[Date Prev][Date Next][Thread Prev][Thread Next][Date Index][Thread Index]

Re: Issues with Unicode

This page is part of the web mail archives of SRFI 91 from before July 7th, 2015. The new archives for SRFI 91 contain all messages, not just those from before July 7th, 2015.

On Wed, 10 May 2006, John Cowan wrote:

>bear scripsit:
>> Immutable strings - With Unicode and threads, it's the only viable
>> implementation strategy.  [...]  Once you've done the legwork for
>> immutable strings, providing string-set!  and similar is a very short
>> further trip.
>Part of the contract for string-set! is that it mutates its
>first argument.

Right.  The "short further trip" of course is to provide
some kind of string-head which is effectively like
half a cons.  Then string-set! can be implemented by
creating the new string-body using the functional
underpinnings, and updating the string-head to point at
the new string-body.  Now you just use the string-head
as your string representation, and you've provided
string-set!, with its current contract, limiting the
mutation to a single point.

>> Removing string-set! would be way too much of a flag-day for
>> existing scheme code.
>Can't have it both ways.  It will also be a flag day
>to replace string-set! with string-update or some similar
>functional equivalent.

Didn't want it both ways.  String-set!, with unchanged contract,
can be implemented on top of purely functional methods for
manipulating string bodies and an atomic single mutation for
manipulating the string head.

>> Regarding what ought to be legal as an identifier: I think
>> control characters, whitespace (properties Zs, Zl, Zp) and
>> delimiters (properties Ps, and Pc) ought not appear in
>> identifiers.  I wouldn't be at all upset if a standard also
>> forbade combining characters; after all, identifiers and
>> symbol names don't need the full functionality of strings.
>In tht cs thy cnnt be ntrl-lngg trms in an of the lrg set
>of lnggs tht us cmbnng chrctrs fr vwls.

Okay, good point.  And a good reason to allow combining
characters in identifiers, I'm not upset either way.

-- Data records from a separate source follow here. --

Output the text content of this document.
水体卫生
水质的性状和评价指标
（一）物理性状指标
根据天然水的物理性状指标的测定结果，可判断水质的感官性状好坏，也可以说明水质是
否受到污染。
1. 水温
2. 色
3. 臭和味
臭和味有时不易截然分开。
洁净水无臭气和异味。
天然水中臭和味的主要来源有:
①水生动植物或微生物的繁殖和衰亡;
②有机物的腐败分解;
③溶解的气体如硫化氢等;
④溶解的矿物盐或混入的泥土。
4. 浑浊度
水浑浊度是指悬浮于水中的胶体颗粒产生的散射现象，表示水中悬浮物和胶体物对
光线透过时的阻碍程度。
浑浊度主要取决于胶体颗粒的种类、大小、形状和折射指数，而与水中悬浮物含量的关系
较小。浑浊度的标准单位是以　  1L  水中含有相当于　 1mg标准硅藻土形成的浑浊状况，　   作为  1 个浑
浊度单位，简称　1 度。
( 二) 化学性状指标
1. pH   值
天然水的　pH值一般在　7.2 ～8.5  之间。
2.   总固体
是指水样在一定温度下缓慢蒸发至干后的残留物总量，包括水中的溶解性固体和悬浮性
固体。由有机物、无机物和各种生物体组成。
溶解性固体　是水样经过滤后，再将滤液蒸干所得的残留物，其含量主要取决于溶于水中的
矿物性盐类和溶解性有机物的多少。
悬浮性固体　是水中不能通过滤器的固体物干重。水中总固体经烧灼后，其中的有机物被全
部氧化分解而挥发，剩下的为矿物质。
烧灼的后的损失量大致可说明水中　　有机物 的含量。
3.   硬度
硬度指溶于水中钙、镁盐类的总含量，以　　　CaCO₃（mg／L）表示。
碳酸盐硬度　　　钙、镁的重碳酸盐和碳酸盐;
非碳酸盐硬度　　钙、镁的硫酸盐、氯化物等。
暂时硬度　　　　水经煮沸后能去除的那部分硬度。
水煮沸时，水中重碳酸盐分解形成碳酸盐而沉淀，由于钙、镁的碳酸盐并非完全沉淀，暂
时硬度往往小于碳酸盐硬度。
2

>> I wouldn't be at all upset of a standard also forbade all
>> characters not yet assigned as of Unicode 4.1.0, with
>> the implication that this forbidding would be permanent
>> across Scheme report revisions, even though later Unicode
>> versions doubtless will come along.
>Which amounts to saying that programmers who use some
>languages get to use meaningful identifiers and others don't.
>That's manifestly unfair.

Hah?  Unicode already encompasses, I believe, every living
language with a writing system.  If you mean that there are
programmers who can't get meaningful identifiers using the
character set defined as of Unicode 4.1.0, I want to know
who those programmers are.

Meanwhile, allowing identifier syntax to shift with every
version of Unicode creates the potential for version